कि न विज्ञातमेतन्मे यदर्जुनमवोच था: । 'भीमसेनको मेरी जाँघें तोड़ डालनेका मिथ्या स्मरण दिलाते हुए तुमने अर्जुनसे जो कुछ कहा था, क्या वह मुझे ज्ञात नहीं है?
kiṁ na vijñātam etan me yad arjunam avoca thāḥ | bhīmasenako merī jāṅghẽ toṛ ḍālne-kā mithyā smaraṇa dilāte hue tumne arjunase jo kuch kahā thā, kyā vah mujhe jñāt nahīṁ hai?
Sanjaya said: “Is there anything here that I do not know?

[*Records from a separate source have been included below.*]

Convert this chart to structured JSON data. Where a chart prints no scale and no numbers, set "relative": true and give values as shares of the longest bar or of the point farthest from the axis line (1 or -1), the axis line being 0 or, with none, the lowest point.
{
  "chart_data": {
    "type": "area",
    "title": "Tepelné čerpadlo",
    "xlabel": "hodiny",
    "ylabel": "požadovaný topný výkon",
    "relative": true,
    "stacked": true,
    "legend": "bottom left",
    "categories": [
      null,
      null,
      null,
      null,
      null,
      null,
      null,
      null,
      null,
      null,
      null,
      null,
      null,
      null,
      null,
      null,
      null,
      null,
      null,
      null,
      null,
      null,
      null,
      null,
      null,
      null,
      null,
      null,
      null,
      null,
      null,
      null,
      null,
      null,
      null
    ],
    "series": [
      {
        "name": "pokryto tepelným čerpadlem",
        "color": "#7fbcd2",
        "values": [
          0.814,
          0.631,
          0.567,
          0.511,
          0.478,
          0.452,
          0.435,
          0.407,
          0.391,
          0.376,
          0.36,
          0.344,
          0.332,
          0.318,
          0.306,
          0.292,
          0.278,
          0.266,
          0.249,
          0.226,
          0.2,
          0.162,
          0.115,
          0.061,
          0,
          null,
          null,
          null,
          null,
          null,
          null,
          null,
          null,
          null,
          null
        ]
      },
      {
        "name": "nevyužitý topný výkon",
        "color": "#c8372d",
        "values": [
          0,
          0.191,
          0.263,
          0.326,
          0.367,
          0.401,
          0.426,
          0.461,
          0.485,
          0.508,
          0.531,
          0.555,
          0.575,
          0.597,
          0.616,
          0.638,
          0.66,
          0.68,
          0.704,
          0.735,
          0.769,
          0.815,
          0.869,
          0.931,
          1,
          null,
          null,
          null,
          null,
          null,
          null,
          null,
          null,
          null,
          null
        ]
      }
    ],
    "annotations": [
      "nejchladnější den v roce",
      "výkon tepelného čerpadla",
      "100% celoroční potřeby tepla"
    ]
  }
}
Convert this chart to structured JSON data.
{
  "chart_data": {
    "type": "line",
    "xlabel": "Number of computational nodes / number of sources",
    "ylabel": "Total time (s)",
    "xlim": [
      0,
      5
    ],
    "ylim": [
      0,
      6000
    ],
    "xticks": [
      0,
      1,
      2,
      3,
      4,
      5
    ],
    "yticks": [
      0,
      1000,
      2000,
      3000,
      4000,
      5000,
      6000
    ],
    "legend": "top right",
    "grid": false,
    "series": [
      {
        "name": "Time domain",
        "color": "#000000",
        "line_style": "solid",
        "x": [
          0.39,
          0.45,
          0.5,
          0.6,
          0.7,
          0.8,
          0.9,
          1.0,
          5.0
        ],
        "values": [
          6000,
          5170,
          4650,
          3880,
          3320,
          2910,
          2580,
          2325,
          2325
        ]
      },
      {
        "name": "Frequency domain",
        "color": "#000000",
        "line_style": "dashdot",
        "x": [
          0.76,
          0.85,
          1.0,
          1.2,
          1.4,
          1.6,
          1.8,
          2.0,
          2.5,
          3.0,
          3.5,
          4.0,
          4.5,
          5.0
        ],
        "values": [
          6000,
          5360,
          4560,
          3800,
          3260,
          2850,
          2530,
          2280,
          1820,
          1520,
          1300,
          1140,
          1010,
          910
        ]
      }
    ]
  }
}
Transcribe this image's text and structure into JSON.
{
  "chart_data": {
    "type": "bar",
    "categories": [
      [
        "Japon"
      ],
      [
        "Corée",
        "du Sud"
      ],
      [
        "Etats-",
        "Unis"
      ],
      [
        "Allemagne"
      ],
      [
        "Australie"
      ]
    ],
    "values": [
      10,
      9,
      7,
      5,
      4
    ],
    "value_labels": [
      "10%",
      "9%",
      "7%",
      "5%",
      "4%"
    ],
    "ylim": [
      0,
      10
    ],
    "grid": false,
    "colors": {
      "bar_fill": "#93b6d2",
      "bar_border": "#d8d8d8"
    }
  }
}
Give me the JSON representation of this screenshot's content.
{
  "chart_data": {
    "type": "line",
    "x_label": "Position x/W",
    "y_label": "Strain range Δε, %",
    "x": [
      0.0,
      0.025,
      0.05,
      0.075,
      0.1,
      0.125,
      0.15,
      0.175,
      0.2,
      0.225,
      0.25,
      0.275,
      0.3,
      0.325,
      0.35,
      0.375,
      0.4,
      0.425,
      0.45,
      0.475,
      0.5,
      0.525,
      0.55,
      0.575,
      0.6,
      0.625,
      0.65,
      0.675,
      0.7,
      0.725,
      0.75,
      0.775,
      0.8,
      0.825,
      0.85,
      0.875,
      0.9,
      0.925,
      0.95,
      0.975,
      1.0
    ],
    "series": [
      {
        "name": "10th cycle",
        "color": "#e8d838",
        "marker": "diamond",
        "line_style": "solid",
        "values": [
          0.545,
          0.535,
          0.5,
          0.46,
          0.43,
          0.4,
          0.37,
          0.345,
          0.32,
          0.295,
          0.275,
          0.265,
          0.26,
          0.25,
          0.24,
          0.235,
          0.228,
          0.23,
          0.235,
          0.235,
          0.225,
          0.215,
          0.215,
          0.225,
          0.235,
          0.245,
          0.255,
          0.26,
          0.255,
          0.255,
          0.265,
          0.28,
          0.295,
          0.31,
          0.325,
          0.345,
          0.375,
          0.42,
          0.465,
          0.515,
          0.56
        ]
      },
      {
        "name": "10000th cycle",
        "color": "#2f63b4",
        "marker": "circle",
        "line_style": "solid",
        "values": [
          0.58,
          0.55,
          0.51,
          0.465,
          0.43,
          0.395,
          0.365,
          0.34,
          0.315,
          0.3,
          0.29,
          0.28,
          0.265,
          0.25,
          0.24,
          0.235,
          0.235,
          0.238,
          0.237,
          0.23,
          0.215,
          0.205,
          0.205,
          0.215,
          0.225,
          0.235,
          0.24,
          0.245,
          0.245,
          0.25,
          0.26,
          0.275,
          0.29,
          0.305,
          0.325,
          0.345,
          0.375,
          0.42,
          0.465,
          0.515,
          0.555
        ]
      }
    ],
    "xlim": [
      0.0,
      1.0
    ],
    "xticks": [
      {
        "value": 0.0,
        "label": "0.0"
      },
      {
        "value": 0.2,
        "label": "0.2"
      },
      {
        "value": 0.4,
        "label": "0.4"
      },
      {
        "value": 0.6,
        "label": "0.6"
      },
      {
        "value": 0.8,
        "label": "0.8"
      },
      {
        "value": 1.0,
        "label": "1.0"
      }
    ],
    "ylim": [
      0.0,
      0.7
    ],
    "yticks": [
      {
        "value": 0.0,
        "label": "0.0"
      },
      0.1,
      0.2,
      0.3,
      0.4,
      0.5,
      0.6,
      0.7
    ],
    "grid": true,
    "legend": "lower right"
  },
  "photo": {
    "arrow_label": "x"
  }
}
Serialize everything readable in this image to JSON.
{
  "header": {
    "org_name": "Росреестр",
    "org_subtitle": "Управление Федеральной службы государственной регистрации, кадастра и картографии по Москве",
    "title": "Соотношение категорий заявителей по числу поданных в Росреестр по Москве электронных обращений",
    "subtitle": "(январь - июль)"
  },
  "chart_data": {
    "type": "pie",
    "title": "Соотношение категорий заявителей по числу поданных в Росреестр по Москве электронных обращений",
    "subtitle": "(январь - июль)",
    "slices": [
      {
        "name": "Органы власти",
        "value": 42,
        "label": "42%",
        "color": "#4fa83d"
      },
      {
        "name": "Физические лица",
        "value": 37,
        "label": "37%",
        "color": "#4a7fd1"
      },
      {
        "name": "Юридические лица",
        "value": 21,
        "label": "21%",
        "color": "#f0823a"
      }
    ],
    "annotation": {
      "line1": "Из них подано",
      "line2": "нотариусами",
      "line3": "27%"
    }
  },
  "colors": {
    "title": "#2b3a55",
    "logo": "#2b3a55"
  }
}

You reminded Arjuna—falsely—of Bhimasena’s vow to break my thighs, and on that pretext whatever you said to Arjuna—do you think it is unknown to me?”
संजय उवाच
The verse highlights the ethical tension between truth and strategic speech in war: invoking a vow through false remembrance is portrayed as morally suspect, and the narrator underscores accountability—words spoken to incite violence are not hidden from informed witnesses.
Sanjaya, the eyewitness narrator, states that he knows what was said to Arjuna—specifically, that someone prompted Arjuna by (falsely) reminding him of Bhima’s vow to break the opponent’s thighs, and Sanjaya challenges the idea that such instigation could be unknown to him.